Did Bannon really perform well in such an executive role? He was in a White House desk job with the title "chief strategist," not out on the frontlines as he had been in the past. He did have actual executive experience, but it was at the highly entrepreneurial disruptor media site Breitbart News, not exactly a copy of the history-laden White House. He also had experience as a naval officer, but at best, he was an entrepreneurial executive, not a necessary swamp thing who could manipulate the establishment effectively. He also had a famously bloated staff, which couldn't have helped in any speed of execution.
And so what he did wasn't all that impressive toward helping Trump get things done.
Bannon was known for his effort to check immigration from those coming from terrorist-infested countries, which later became known as "the Muslim ban." That didn't succeed at all, as judge after judge, usurping authority, managed to grind it to a halt. The intention was great, the execution not so much. The bottom line is, it didn't advance the Trump agenda; it just made Trump look like a failure at getting things done.
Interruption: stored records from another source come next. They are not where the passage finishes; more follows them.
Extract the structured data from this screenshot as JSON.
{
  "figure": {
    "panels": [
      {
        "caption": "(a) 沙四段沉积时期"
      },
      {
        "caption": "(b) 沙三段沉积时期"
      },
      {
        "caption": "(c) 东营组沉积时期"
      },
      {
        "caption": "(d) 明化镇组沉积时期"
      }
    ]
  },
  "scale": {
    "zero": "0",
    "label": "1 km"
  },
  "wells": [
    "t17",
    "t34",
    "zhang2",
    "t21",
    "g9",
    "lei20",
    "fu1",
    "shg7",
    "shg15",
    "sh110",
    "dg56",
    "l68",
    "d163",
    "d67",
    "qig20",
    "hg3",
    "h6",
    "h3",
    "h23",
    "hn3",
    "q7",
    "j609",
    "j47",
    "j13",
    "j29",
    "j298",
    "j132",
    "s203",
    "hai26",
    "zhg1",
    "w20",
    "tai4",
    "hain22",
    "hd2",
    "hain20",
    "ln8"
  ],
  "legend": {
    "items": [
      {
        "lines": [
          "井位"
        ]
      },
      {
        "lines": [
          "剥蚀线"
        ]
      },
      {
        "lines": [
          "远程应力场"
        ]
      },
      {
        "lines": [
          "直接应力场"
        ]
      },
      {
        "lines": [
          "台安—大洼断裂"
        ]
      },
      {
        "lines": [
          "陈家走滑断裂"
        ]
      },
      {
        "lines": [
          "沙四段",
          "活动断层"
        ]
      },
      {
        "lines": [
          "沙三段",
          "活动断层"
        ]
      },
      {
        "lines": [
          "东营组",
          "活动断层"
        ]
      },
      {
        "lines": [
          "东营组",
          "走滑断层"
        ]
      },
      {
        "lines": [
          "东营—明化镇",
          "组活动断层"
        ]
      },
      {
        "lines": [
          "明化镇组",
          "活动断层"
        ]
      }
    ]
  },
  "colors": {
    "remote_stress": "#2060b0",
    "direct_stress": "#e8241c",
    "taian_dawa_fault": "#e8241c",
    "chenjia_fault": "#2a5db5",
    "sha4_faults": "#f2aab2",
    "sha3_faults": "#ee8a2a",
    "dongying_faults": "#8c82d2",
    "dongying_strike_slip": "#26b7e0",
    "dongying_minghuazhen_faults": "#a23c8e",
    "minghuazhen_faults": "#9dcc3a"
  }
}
Bannon also was the author of various anti-China moves that will halt trade and raise prices for consumers, and some of those moves are still coming up. Is this really the best thing for America? I am skeptical on this front, too, because the Trump team still has not told us well what it expects that free trade should be, and it will have to come to terms with the fact that free trade can be a blessing, as all presidents eventually do. This isn't even a very exciting issue, which probably means these anti-China moves won't impress Trump.
Another thing we know about Bannon is his propensity for going to the edge. He has associates with the Alt-Right who have come too close to very extremist white nationalist groups, who are now the focus of a media feeding frenzy that, again, President Trump is not winning on. I don't want to sort these people out; I know that Bannon is no racist and no Nazi sympathizer, as the left disgustingly paints him. But his past support of nationalism isn't helping Trump shake the impression that he's soft on these groups. Bannon hasn't been able to help on this front, and in reality, intentionally or not, he does the opposite. The bottom line here again is, is Bannon helping Trump successfully execute his agenda with this baggage? I am going to say not.
The media do suggest that with Bannon's exit, Sebastian Gorka will go. I am inclined to hope that is not the case, because Gorka really is effective as a detailed spokesman for the Trump administration on foreign policy matters. He does perform in the role he has and does it well. There is no reason to think his views are exactly the same as Bannon's. News reports say he's spoken off kilter and displeased Chief of Staff General John Kelly, but there is no reason he can't be steered in the direction the executive talent wishes to go.
What does Trump want? It seems he highly prizes competence and clout. He wants a White House that really is effective and "the best" at getting the job done. He is a man of action, after all. That's why Trump's been amassing generals such as Kelly and H.R. McMaster for the top spots in the White House. They are swampers but not the worst ones, and they seem to have sufficient comity with Trump, who needs them. They don't have personalities or even views like Trump's, but they do keep a sense of control, which frees Trump up to be himself instead of on the defensive.
Bannon never was able to assume that kind of role. The media insisted he wielded great power, but it was hardly true, given that what he attempted to accomplish wasn't really successful, and he often turned out to be a liability for Trump.
Good man, misplaced talent. He is likely to be more effective on the outside and may do great things to advance the Trump agenda once he has a free hand to be his own man again and wield his entrepreneurial skills. As for Trump, it seems he is going for the men and women with the temperament to enact results. That's not a disaster for the republic.